The face-off on Facebook to allow consumers to charge virtual purchases to their wireless bills is just another point of conflict, among many, between the two top Silicon Valley mobile payments companies.
Both have received large amounts of venture funding from prominent investors–$38 million for San Francisco’s Boku and $15 million for Menlo Park, Calif.-based Zong.
And there has been acquisition attention as well from big companies–such as Apple, Google and more–who are mightily interested in the fast-growing space of late.
Sources close to Facebook said the move to include both on its king-making platform is a natural one for the company, giving its users a range of options in the mobile payments area.
One person noted that Facebook execs told both Zong and Boku that it was important to enable people to buy Facebook Credits via whatever means they choose.
The plan is to use both for a while, said another source, gauging how users like them, although it was not considered “a horse race between them” by Facebook.
Nonetheless, that’s just what both Zong and Boku think it will turn into on Facebook.
“It is all about performance,” said one person with knowledge of Boku’s strategy. “Facebook is testing the landscape, especially outside the U.S.”
Indeed, mobile payments are currently much more important internationally than in the U.S. market, although that is changing fast, especially as smartphone usage booms.
Zong CEO David Marcus, in an interview with BoomTown today at the Open Mobile Summit in San Francisco, said that competition was inevitable.
“Every single large-scale mobile process needs to have a backup, especially as mobile payments reach the scale everyone expects it to,” he said. “But we are confident that we have the best product for the Facebook platform.”
Most expect both Zong and Boku to eventually be bought, although both companies have said they intend to remain independent.

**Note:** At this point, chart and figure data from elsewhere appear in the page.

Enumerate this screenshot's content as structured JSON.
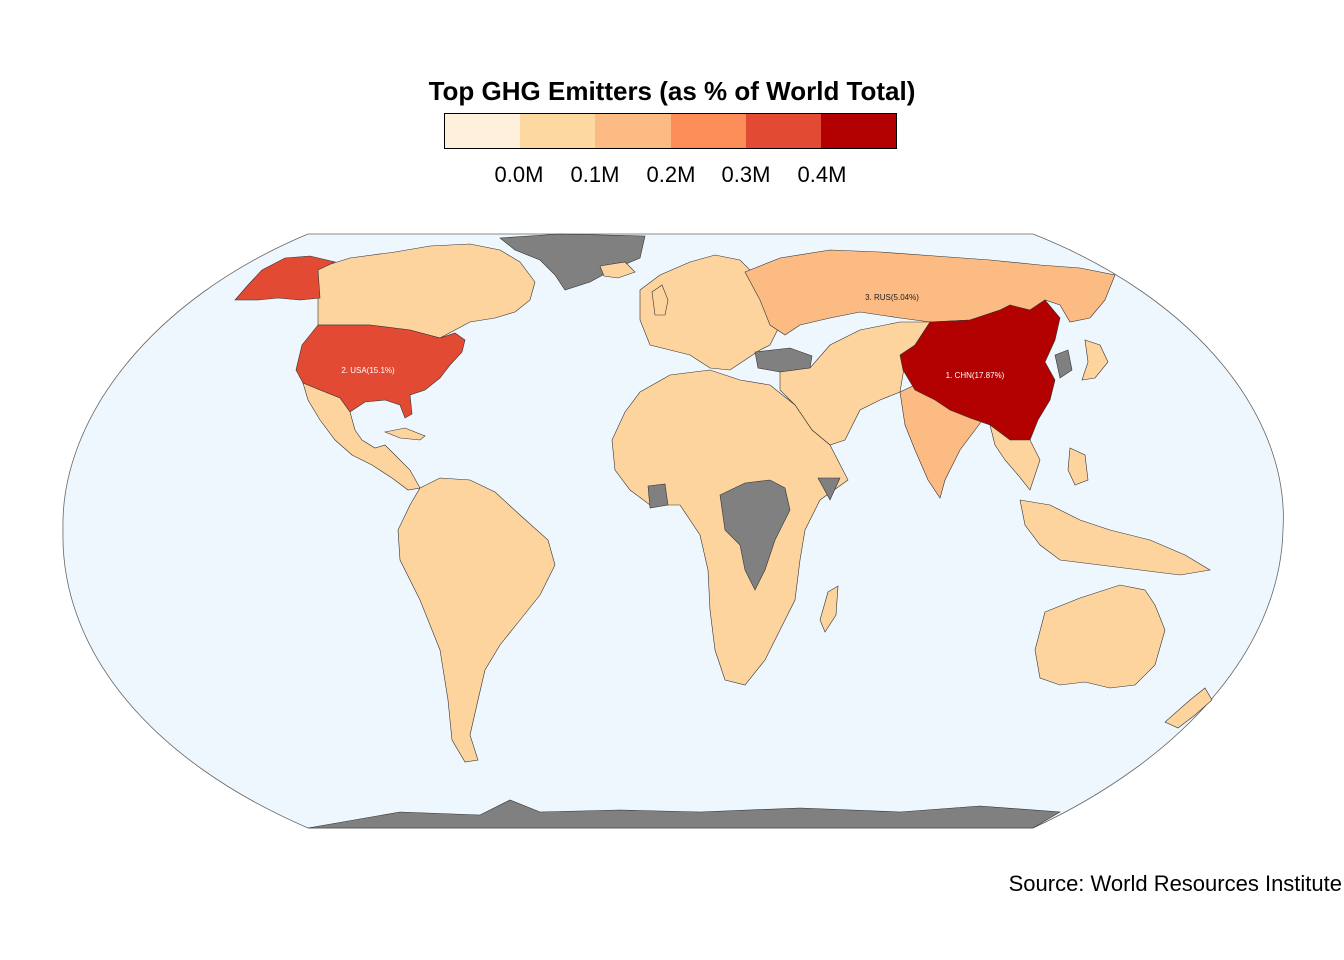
{
  "title": "Top GHG Emitters (as % of World Total)",
  "legend": {
    "colors": [
      "#fff0dc",
      "#fdd8a0",
      "#fdbb84",
      "#fc8d59",
      "#e34a33",
      "#b30000"
    ],
    "tick_labels": [
      "0.0M",
      "0.1M",
      "0.2M",
      "0.3M",
      "0.4M"
    ]
  },
  "colors": {
    "ocean": "#eef7fd",
    "default_land": "#fdd49e",
    "no_data": "#808080",
    "border": "#333333"
  },
  "map_labels": {
    "chn": "1. CHN(17.87%)",
    "usa": "2. USA(15.1%)",
    "rus": "3. RUS(5.04%)"
  },
  "countries": {
    "china": {
      "code": "CHN",
      "share_pct": 17.87,
      "color": "#b30000"
    },
    "usa": {
      "code": "USA",
      "share_pct": 15.1,
      "color": "#e34a33"
    },
    "russia": {
      "code": "RUS",
      "share_pct": 5.04,
      "color": "#fdbb84"
    },
    "india": {
      "color": "#fdbb84"
    },
    "greenland": {
      "color": "#808080"
    },
    "central_africa": {
      "color": "#808080"
    },
    "antarctica": {
      "color": "#808080"
    }
  },
  "source": "Source: World Resources Institute"
}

Selling out might also have its downside–if, for example, Boku were bought by Google for its Android mobile operating system, it would quickly become less attractive for the search giant’s growing archrival Facebook to feature it.
The same goes for Apple, since it also has its own agenda with the iPhone.
But there are other possible buyers, such as Amazon, eBay’s PayPal and a spate of credit card companies.